Either TikTok will win in court and overturn the law (possible), be sold (unlikely) or shut down (likely). I can’t see TikTok being sold being allowed by China, and even selling part of the business just creates a new global competitor to extend out of the US.
Multiple competitors will appear in the meantime hoping to get the displaced activity. TikTok is hugely profitable and a dominant replacement in the US would make a lot of money. This will be seen as an opportunity to make a lot of money for the winner.
I can see Meta trying to make a TikTok like clone, Google trying to leverage YouTube shorts, and Elon Musk trying to revive Vine at Twitter, plus lots of startups (mostly. American but possibly from other nations) vying to win the audience.
Ironically the more interesting battle may be outside the US - TikTok versus whatever US app comes along.
The deadline is after the US election - this could also all be political grandstanding and the politicians expectation might be that the law won’t stand up in court anyway.
TikTok has hundreds of millions of users outside the US, they may just pull out [and then US users will VPN to use it like we’re fucking Iran]

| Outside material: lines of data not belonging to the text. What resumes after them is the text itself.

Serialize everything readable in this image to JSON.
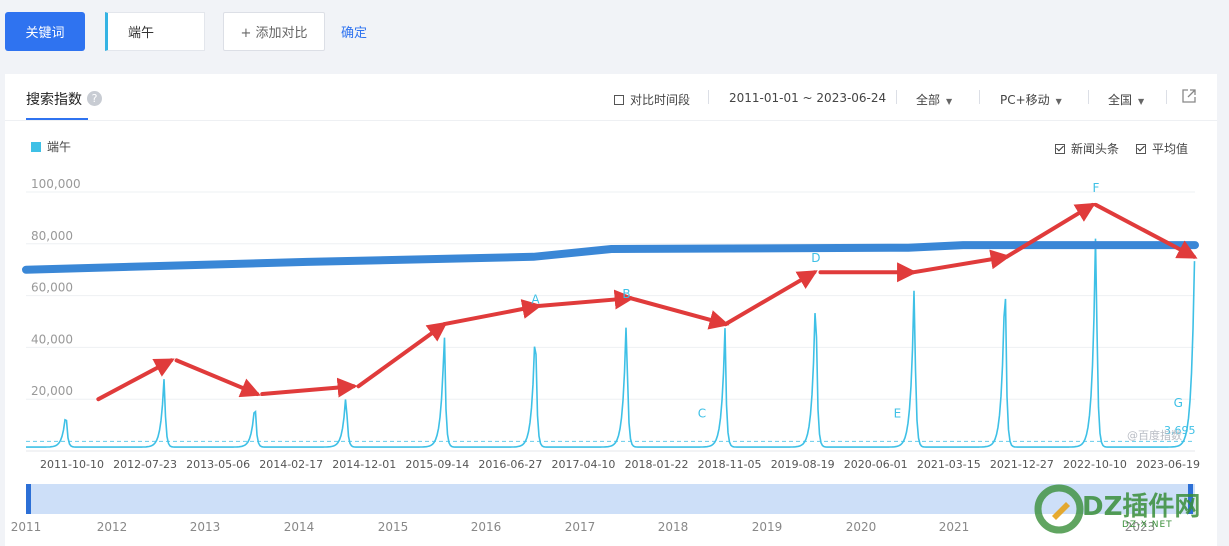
{
  "topbar": {
    "keyword_tab_label": "关键词",
    "keyword_value": "端午",
    "add_compare_label": "+ 添加对比",
    "confirm_label": "确定"
  },
  "panel": {
    "tab_title": "搜索指数",
    "help_icon_label": "?",
    "compare_period_label": "对比时间段",
    "date_range": "2011-01-01 ~ 2023-06-24",
    "source_filter": "全部",
    "device_filter": "PC+移动",
    "region_filter": "全国",
    "news_headline_label": "新闻头条",
    "average_label": "平均值",
    "legend_label": "端午",
    "average_value_label": "3,695",
    "chart_watermark": "@百度指数"
  },
  "colors": {
    "accent_blue": "#2f73f0",
    "series_line": "#3ec0e6",
    "trend_band": "#3a87d6",
    "arrow_red": "#e03b3b",
    "navigator_fill": "#cddff8",
    "navigator_handle": "#2c6fd6"
  },
  "icons": {
    "help": "question-circle-icon",
    "dropdown": "caret-down-icon",
    "external_link": "external-link-icon"
  },
  "watermark": {
    "text": "DZ插件网",
    "subtext": "DZ-X.NET"
  },
  "chart_data": {
    "type": "line",
    "y_ticks": [
      "100,000",
      "80,000",
      "60,000",
      "40,000",
      "20,000"
    ],
    "ylim": [
      0,
      100000
    ],
    "x_tick_labels": [
      "2011-10-10",
      "2012-07-23",
      "2013-05-06",
      "2014-02-17",
      "2014-12-01",
      "2015-09-14",
      "2016-06-27",
      "2017-04-10",
      "2018-01-22",
      "2018-11-05",
      "2019-08-19",
      "2020-06-01",
      "2021-03-15",
      "2021-12-27",
      "2022-10-10",
      "2023-06-19"
    ],
    "navigator_years": [
      "2011",
      "2012",
      "2013",
      "2014",
      "2015",
      "2016",
      "2017",
      "2018",
      "2019",
      "2020",
      "2021",
      "2023"
    ],
    "series": [
      {
        "name": "端午",
        "peaks": [
          {
            "date": "2011-06-06",
            "value": 16000
          },
          {
            "date": "2012-06-23",
            "value": 30000
          },
          {
            "date": "2013-06-12",
            "value": 20000
          },
          {
            "date": "2014-06-02",
            "value": 24000
          },
          {
            "date": "2015-06-20",
            "value": 47000
          },
          {
            "date": "2016-06-09",
            "value": 54000
          },
          {
            "date": "2017-05-30",
            "value": 56000
          },
          {
            "date": "2018-06-18",
            "value": 48000
          },
          {
            "date": "2019-06-07",
            "value": 69000
          },
          {
            "date": "2020-06-25",
            "value": 69000
          },
          {
            "date": "2021-06-14",
            "value": 74000
          },
          {
            "date": "2022-06-03",
            "value": 95000
          },
          {
            "date": "2023-06-22",
            "value": 74000
          }
        ],
        "baseline": 1500
      }
    ],
    "average": 3695,
    "trend_line": {
      "points": [
        {
          "date": "2011-01-01",
          "value": 70000
        },
        {
          "date": "2014-01-01",
          "value": 73000
        },
        {
          "date": "2016-06-01",
          "value": 75000
        },
        {
          "date": "2017-04-01",
          "value": 78000
        },
        {
          "date": "2020-06-01",
          "value": 78500
        },
        {
          "date": "2021-01-01",
          "value": 79500
        },
        {
          "date": "2023-06-24",
          "value": 79500
        }
      ]
    },
    "annotations": [
      {
        "label": "A",
        "date": "2016-06-09",
        "value": 57000
      },
      {
        "label": "B",
        "date": "2017-05-30",
        "value": 59000
      },
      {
        "label": "C",
        "date": "2018-03-20",
        "value": 13000
      },
      {
        "label": "D",
        "date": "2019-06-07",
        "value": 73000
      },
      {
        "label": "E",
        "date": "2020-04-20",
        "value": 13000
      },
      {
        "label": "F",
        "date": "2022-06-03",
        "value": 100000
      },
      {
        "label": "G",
        "date": "2023-04-20",
        "value": 17000
      }
    ],
    "arrows": [
      {
        "from": {
          "date": "2011-10-10",
          "value": 20000
        },
        "to": {
          "date": "2012-07-20",
          "value": 35000
        }
      },
      {
        "from": {
          "date": "2012-08-10",
          "value": 35000
        },
        "to": {
          "date": "2013-06-20",
          "value": 22000
        }
      },
      {
        "from": {
          "date": "2013-07-10",
          "value": 22000
        },
        "to": {
          "date": "2014-07-01",
          "value": 25000
        }
      },
      {
        "from": {
          "date": "2014-07-20",
          "value": 25000
        },
        "to": {
          "date": "2015-06-20",
          "value": 49000
        }
      },
      {
        "from": {
          "date": "2015-06-20",
          "value": 49000
        },
        "to": {
          "date": "2016-06-20",
          "value": 56000
        }
      },
      {
        "from": {
          "date": "2016-06-20",
          "value": 56000
        },
        "to": {
          "date": "2017-06-15",
          "value": 59000
        }
      },
      {
        "from": {
          "date": "2017-06-15",
          "value": 59000
        },
        "to": {
          "date": "2018-06-20",
          "value": 49000
        }
      },
      {
        "from": {
          "date": "2018-06-20",
          "value": 49000
        },
        "to": {
          "date": "2019-06-01",
          "value": 69000
        }
      },
      {
        "from": {
          "date": "2019-06-25",
          "value": 69000
        },
        "to": {
          "date": "2020-06-20",
          "value": 69000
        }
      },
      {
        "from": {
          "date": "2020-06-20",
          "value": 69000
        },
        "to": {
          "date": "2021-06-20",
          "value": 75000
        }
      },
      {
        "from": {
          "date": "2021-06-20",
          "value": 75000
        },
        "to": {
          "date": "2022-05-20",
          "value": 95000
        }
      },
      {
        "from": {
          "date": "2022-06-03",
          "value": 95000
        },
        "to": {
          "date": "2023-06-20",
          "value": 75000
        }
      }
    ]
  }
}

VPNs aren’t that hard, but I feel like you overestimate the technical literacy of the general public in the US.
All the public will have to do is type “tiktok.com” in their browser and their computer will connect to directly to servers in China. For now, they don’t even need a VPN.
Then our politicians will start discussing a national firewall. We’ll show that we’re better than China by doing the same things China would do (/s).
unless the bill has changed since the last time I read it, there were fines for hosting the service in US datacenters, and fines for companies allowing US data to exist in non-us datacenters. I don’t think you could interpret the bill as imposing a civil penalty to a user using a vpn and accessing it.